Before we got married, my wife and I visited a friend in the US. We planned the trip online, booking accommodation in two other areas (a small town in Vermont and also in Kennebunkport in Maine) wanting to see as much of New England as we could. Arriving at Heathrow for our flight, we were excited about the trip ahead.
With the twelve hour flight completed, we stepped off the plane and met Judd, our friend, in arrivals. Although we were a little tired, the fact that it was still mid afternoon in Boston and, the aroma of a fresh coffee, imbued us sufficiently with the energy to complete the final stage of our outbound travel.
We said our goodbyes to Judd and set off for our first stop: Kennebunkport, Maine. Although we had chosen to travel at the time of year just prior to the renowned "fall" season of mid September, we were still hopeful we would bear witness to the changing colours and tones in the scenery. We headed up the interstate, leaving the downtown area of Boston. Into the open country of rural Massachusetts; an overwhelming feeling of freedom came over us. We have traveled extensively in the UK by car and the experience wasn't always so enthralling. So it was quite amazing to feel so liberated in the knowledge that we had a 2 hour drive ahead of us.
It's so true, that old cliche - "everything in the states is so big".....it just is; wide open spaces, large portions, tall buildings. Everything is done on a much bigger scale. Despite this, we felt very cosy when we arrived in our bed and breakfast. We would be there for two nights, my recollection is a little hazy on details, but we seemed to get into a state of relaxation extremely quickly.
Maine is situated to the north of Massachusetts and it likewise has a coastline to the east. The wild Atlantic ocean stretching as far as the eye can see. The next landmass being that of home; dear old blighty. We hugged the ocean road for many miles, stopping to brace the wind that came back. Our next stop would be Westwards and to the neighbouring state of Vermont.
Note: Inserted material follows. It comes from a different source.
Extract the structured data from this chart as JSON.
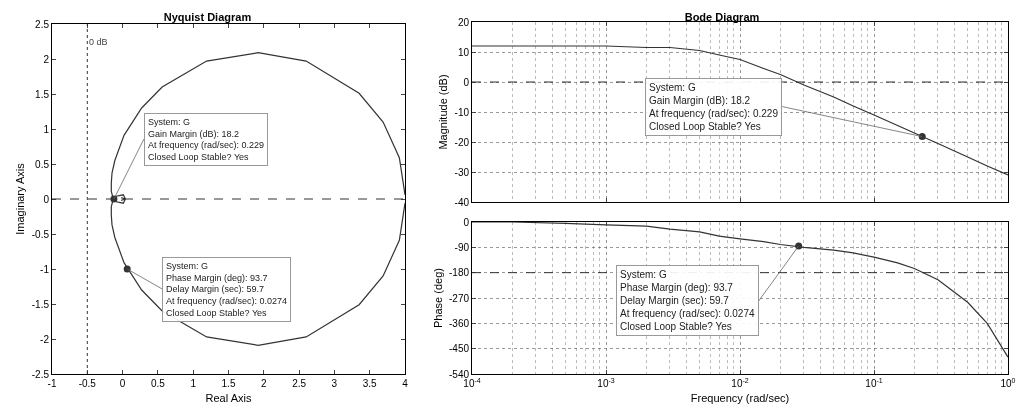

Our journey to Vermont was through mile after mile of forested landscape. Pine trees created a blanket of green that contracted with the almost clear blue skies above. Colours so vibrant they could almost have been made by felt tip pen. A Victorian B&B was our staging post here. Its owners had paid remarkable attention to details when furnishing the rooms. Our room had a bed that we almost needed a stepladder to ascend to; an authentic wrought iron roll top bath that stood freely in the middle of the bathroom. We were made to feel right at home by our hosts, receiving close attention as we were the only guests at the time.
Vermont is the birthplace of the now global brand of ice cream, Ben and Jerry’s, and we felt it incumbent of us to pay a visit to the factory where it all began. As children of the 70s, we did kind of feel like we were stepping into the pages of that great Roald Dahl book, "Charlie and the Chocolate Factory"; the rooms were garishly painted; it was a hive of activity and there were lots of opportunities to taste the different flavoured ice creams being produced; Cherry Garcia (named after the grateful dead singer, Gerry) and Phish food (named after the band of the same name).
We returned to Boston, where we stayed in Judd's apartment for another few days, taking the opportunity to visit the JFK memorial library. This has a reconstructed oval office with the desk that was actually in the White House at the time of his presidency, and also a small cutter that the keen sailor had used in his early years before coming to power.
This holiday will always have great memories for us. It was such a different time in our lives - a time that we always look back on with such fondness.
We will return one day, hopefully with the children that now fill our lives so fully.